Rapidement, un dilemme se présente. Deux directions s’offrent à vous : soit vous prenez le chemin vers St Péray, soit vous optez pour la variante qui monte directement sur les collines de l’Ardèche par St Romain-de-Lerps. Le premier suit le Rhône avec douceur avant de gravir les hauteurs, tandis que le second grimpe abruptement, s’élançant sans détour dans les collines. Ces deux voies, séparées un instant, finissent par se rejoindre près d’Alboussière. Pour notre part, nous avons choisi Saint-Péray, pour des raisons de commodité, pour pouvoir s’arrêter à St Péray, sur cette longue étape. Mais observez bien le panneau. Le parcours principal qui va à St Jean Pied-de-Port se dirige vers St Romain-de-Lerps, non vers Arles, qui est la vraie Via Adresca. Malheureusement, nous ne pouvons vous décrire ce parcours, n’étant jamais passés par là.

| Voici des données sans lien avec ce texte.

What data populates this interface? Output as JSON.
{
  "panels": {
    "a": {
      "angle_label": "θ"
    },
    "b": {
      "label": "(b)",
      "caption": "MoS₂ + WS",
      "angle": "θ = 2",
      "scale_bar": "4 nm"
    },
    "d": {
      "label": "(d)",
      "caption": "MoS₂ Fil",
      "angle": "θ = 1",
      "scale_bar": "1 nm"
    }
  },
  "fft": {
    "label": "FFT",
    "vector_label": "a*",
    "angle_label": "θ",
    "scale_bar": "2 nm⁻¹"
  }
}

Peut-être avons-nous eu tort, étant donné la difficulté de suivre  le parcours plein d’embûches vers St Péray.

Sur la variante de St Péray, un large chemin plonge rapidement dans un sous-bois. C’est un écrin de verdure niché entre le Rhône et la voie ferrée.
La végétation, luxuriante et sauvage, déborde de vie : chênes rouvres, chênes verts, érables, frênes, châtaigniers, et une myriade d’arbustes se disputent l’espace et l’attention. L’humidité bienfaitrice du fleuve nourrit cette profusion végétale, lui donnant un air presque tropical.
À chaque pas, des écriteaux vous rappellent à la prudence. Le Rhône, dérobé d’une partie de ses eaux pour alimenter le canal, n’a rien perdu de sa puissance. Ses bras multiples serpentent, parfois sages, parfois tumultueux, mais jamais dociles.
Le chemin, large et accueillant, court sous des frondaisons qui projettent une ombre bienfaisante. Seul le grondement lointain des moteurs de la départementale brise cette tranquillité, car le train, lui, se fait rare : cette voie ferrée n’est plus qu’un vestige, réservé au transport de marchandises.
Le sol du chemin, parfois fait de sable doux, parfois de terre battue, offre une marche agréable. Mais encore et toujours, les panneaux avertissent de ne pas s’approcher trop près de l’eau, un fleuve à double visage. 
Les grands aulnes et les robiniers se dressent comme des géants, rivalisant avec les autres feuillus pour atteindre le ciel. Sous cette canopée dense, règne une fraîcheur précieuse, un refuge contre les chaleurs de la journée. De temps en temps, des clairières s’ouvrent sur des vues splendides du Rhône, tantôt paisible comme une peinture, tantôt frémissant d’énergie. 
Puis, le chemin s’éloigne lentement du bord de l’eau, gravissant une butte en pente douce. Le tapis sablonneux fait place à des cailloux épars, les galets ronds et lisses revenant en force, témoins des anciennes colères de la géologie de toute cette région. Là, la voie ferrée se rapproche à nouveau, comme pour chuchoter ses propres récits de fer et de vapeur.
Plus loin, le chemin s’aventure dans une steppe sauvage, une terre oubliée où la nature règne sans partage. Au loin, le regard capte encore la silhouette imposante du barrage de la Roche-de-Glun, gardien silencieux de ce royaume aquatique.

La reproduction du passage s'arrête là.